6
votes

How to specify consumer group id for kafka spark streaming using direct stream API.

HashMap<String, String> kafkaParams = new HashMap<String, String>();
kafkaParams.put("metadata.broker.list", brokers);
kafkaParams.put("auto.offset.reset", "largest");
kafkaParams.put("group.id", "app1");

    JavaPairInputDStream<String, String> messages = KafkaUtils.createDirectStream(
            jssc, 
            String.class, 
            String.class,
            StringDecoder.class, 
            StringDecoder.class, 
            kafkaParams, 
            topicsSet
    );

though i have specified the configuration not sure if missing something. using spark1.3

kafkaParams.put("group.id", "app1");
2
It should be exactly as you're doing it. - Yuval Itzchakov
What do you mean by not sure if missing something? Please ask a specific question. Something like I tried X to achieve Y using library Z but got exception E with stacktrace S is appropriate from StackOverflow. - Debosmit Ray
@DebosmitRay I tried "group.id" using spark kafka direct stream to specify consumer group. Not getting any exception but want to know if this the right way to specify consumer group while using createDirectStream API method. Does it help now??? - Faisal Ahmed Siddiqui

2 Answers

7
votes

The direct stream API use the low level Kafka API, and as so doesn't use consumer groups in anyway. If you want to use consumer groups with Spark Streaming, you'll have to use the receiver based API.

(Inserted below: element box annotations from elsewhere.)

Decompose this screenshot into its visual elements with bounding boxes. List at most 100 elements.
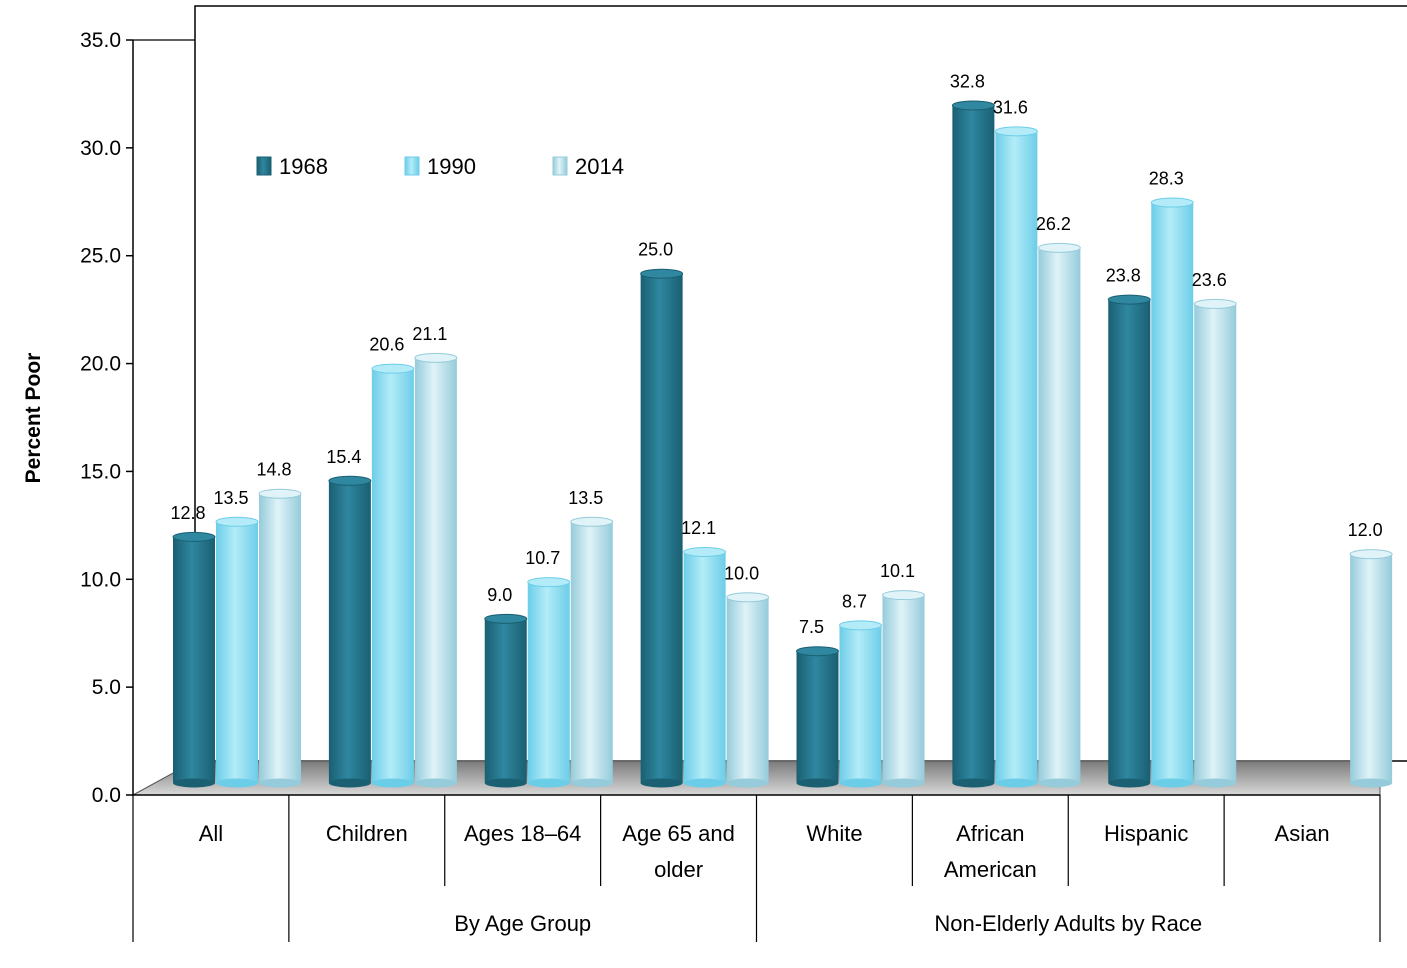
bar-base xyxy=(371,778,414,788)
legend-item-1990: 1990 xyxy=(404,154,476,179)
y-tick-label: 15.0 xyxy=(80,460,121,483)
bar-2014[interactable] xyxy=(882,590,925,788)
bar-base xyxy=(1194,778,1237,788)
bar-cap xyxy=(839,620,882,631)
data-label: 8.7 xyxy=(842,591,867,611)
bar-cap xyxy=(527,577,571,588)
bar-1990[interactable] xyxy=(215,516,259,788)
bar-body[interactable] xyxy=(1151,202,1194,783)
bar-base xyxy=(1108,778,1151,788)
data-label: 32.8 xyxy=(950,71,985,91)
bar-body[interactable] xyxy=(882,595,925,783)
bar-2014[interactable] xyxy=(1193,298,1237,788)
bar-base xyxy=(995,778,1038,788)
legend-swatch xyxy=(552,156,568,176)
bar-1968[interactable] xyxy=(484,613,528,788)
bar-cap xyxy=(570,516,614,527)
data-label: 28.3 xyxy=(1149,169,1184,189)
bar-cap xyxy=(994,126,1038,137)
bar-cap xyxy=(328,475,372,486)
bar-1990[interactable] xyxy=(839,620,882,788)
bar-body[interactable] xyxy=(484,618,527,783)
bar-1968[interactable] xyxy=(1107,294,1151,788)
bars-layer xyxy=(172,100,1393,788)
bar-base xyxy=(1151,778,1194,788)
bar-body[interactable] xyxy=(1108,299,1151,783)
bar-body[interactable] xyxy=(1038,247,1081,784)
bar-body[interactable] xyxy=(216,521,258,783)
bar-1990[interactable] xyxy=(1150,197,1194,788)
bar-cap xyxy=(796,646,839,657)
data-label: 20.6 xyxy=(369,335,404,355)
bar-1968[interactable] xyxy=(172,531,216,788)
bar-1990[interactable] xyxy=(371,363,415,788)
bar-cap xyxy=(172,531,216,542)
bar-body[interactable] xyxy=(527,582,570,783)
legend-item-1968: 1968 xyxy=(256,154,328,179)
bar-body[interactable] xyxy=(839,625,882,783)
bar-cap xyxy=(640,268,684,279)
category-label: All xyxy=(199,821,223,846)
bar-2014[interactable] xyxy=(726,592,770,788)
bar-body[interactable] xyxy=(796,651,839,783)
legend-item-2014: 2014 xyxy=(552,154,624,179)
bar-body[interactable] xyxy=(259,493,301,783)
bar-body[interactable] xyxy=(683,551,726,783)
bar-base xyxy=(952,778,995,788)
bar-body[interactable] xyxy=(173,536,215,783)
category-label: Children xyxy=(326,821,408,846)
bar-2014[interactable] xyxy=(570,516,614,788)
bar-body[interactable] xyxy=(726,597,769,783)
data-label: 23.8 xyxy=(1106,266,1141,286)
bar-body[interactable] xyxy=(328,480,371,783)
bar-2014[interactable] xyxy=(258,488,302,788)
bar-cap xyxy=(1150,197,1194,208)
category-label: American xyxy=(944,857,1037,882)
bar-1990[interactable] xyxy=(527,577,571,788)
group-label: By Age Group xyxy=(454,911,591,936)
bar-body[interactable] xyxy=(952,105,995,783)
bar-2014[interactable] xyxy=(1349,549,1393,788)
data-label: 25.0 xyxy=(638,240,673,260)
bar-1968[interactable] xyxy=(640,268,684,788)
bar-body[interactable] xyxy=(640,273,683,783)
data-label: 23.6 xyxy=(1192,270,1227,290)
bar-body[interactable] xyxy=(1350,554,1393,783)
bar-1968[interactable] xyxy=(796,646,839,788)
y-tick-label: 20.0 xyxy=(80,353,121,376)
bar-cap xyxy=(215,516,259,527)
bar-cap xyxy=(1193,298,1237,309)
bar-2014[interactable] xyxy=(414,352,458,788)
y-tick-label: 10.0 xyxy=(80,568,121,591)
category-label: African xyxy=(956,821,1024,846)
legend-label: 2014 xyxy=(575,154,624,179)
data-label: 10.7 xyxy=(525,548,560,568)
bar-cap xyxy=(414,352,458,363)
data-label: 7.5 xyxy=(799,617,824,637)
legend-label: 1990 xyxy=(427,154,476,179)
bar-cap xyxy=(951,100,995,111)
bar-1990[interactable] xyxy=(683,546,727,788)
legend-label: 1968 xyxy=(279,154,328,179)
bar-body[interactable] xyxy=(995,131,1038,784)
bar-body[interactable] xyxy=(1194,303,1237,783)
bar-cap xyxy=(726,592,770,603)
bar-1990[interactable] xyxy=(994,126,1038,788)
bar-base xyxy=(527,778,570,788)
y-tick-label: 30.0 xyxy=(80,137,121,160)
group-label: Non-Elderly Adults by Race xyxy=(934,911,1202,936)
bar-1968[interactable] xyxy=(951,100,995,788)
data-label: 12.0 xyxy=(1348,520,1383,540)
y-axis-label: Percent Poor xyxy=(22,353,45,484)
bar-1968[interactable] xyxy=(328,475,372,788)
bar-base xyxy=(726,778,769,788)
bar-base xyxy=(173,778,215,788)
bar-body[interactable] xyxy=(371,368,414,783)
y-tick-label: 0.0 xyxy=(92,784,121,807)
bar-body[interactable] xyxy=(414,357,457,783)
data-label: 31.6 xyxy=(993,97,1028,117)
bar-body[interactable] xyxy=(570,521,613,783)
bar-base xyxy=(1038,778,1081,788)
bar-2014[interactable] xyxy=(1037,242,1081,788)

Full details are available in the doc !

5
votes

createDirectStream in spark-streaming-kafka-0-8 does not support group mode, because it's using the low-level Kafka API.

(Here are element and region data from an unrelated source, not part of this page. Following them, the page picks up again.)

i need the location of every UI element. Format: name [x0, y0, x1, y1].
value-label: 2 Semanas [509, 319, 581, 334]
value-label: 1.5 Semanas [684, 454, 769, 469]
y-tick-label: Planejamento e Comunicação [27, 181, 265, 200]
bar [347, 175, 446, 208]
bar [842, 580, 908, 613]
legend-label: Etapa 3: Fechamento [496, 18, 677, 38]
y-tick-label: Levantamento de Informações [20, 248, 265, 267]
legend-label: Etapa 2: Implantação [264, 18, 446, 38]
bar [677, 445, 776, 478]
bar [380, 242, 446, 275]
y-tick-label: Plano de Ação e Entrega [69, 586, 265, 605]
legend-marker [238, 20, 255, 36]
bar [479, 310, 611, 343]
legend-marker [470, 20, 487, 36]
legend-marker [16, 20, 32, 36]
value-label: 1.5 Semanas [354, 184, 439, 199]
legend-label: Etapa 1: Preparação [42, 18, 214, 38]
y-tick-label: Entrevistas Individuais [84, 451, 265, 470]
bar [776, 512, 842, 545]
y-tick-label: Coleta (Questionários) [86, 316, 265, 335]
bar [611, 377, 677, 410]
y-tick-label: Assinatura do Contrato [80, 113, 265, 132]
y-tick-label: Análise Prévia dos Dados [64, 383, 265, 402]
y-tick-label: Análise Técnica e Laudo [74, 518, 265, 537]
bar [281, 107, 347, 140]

But spark-streaming-kafka-0-10 supports group mode.

Consumer Configs

In 0.9.0.0 we introduced the new Java consumer as a replacement for the older Scala-based simple and high-level consumers. The configs for both new and old consumers are described below.

In the New Consumer Configs, it has the group.id item.

The Spark Streaming integration for Kafka 0.10 is using the new API. https://spark.apache.org/docs/2.1.1/streaming-kafka-0-10-integration.html

The Spark Streaming integration for Kafka 0.10 is similar in design to the 0.8 Direct Stream approach. It provides simple parallelism, 1:1 correspondence between Kafka partitions and Spark partitions, and access to offsets and metadata. However, because the newer integration uses the new Kafka consumer API instead of the simple API, there are notable differences in usage.

I've tested the group mode in spark-streaming-kafka-0-10, it does work.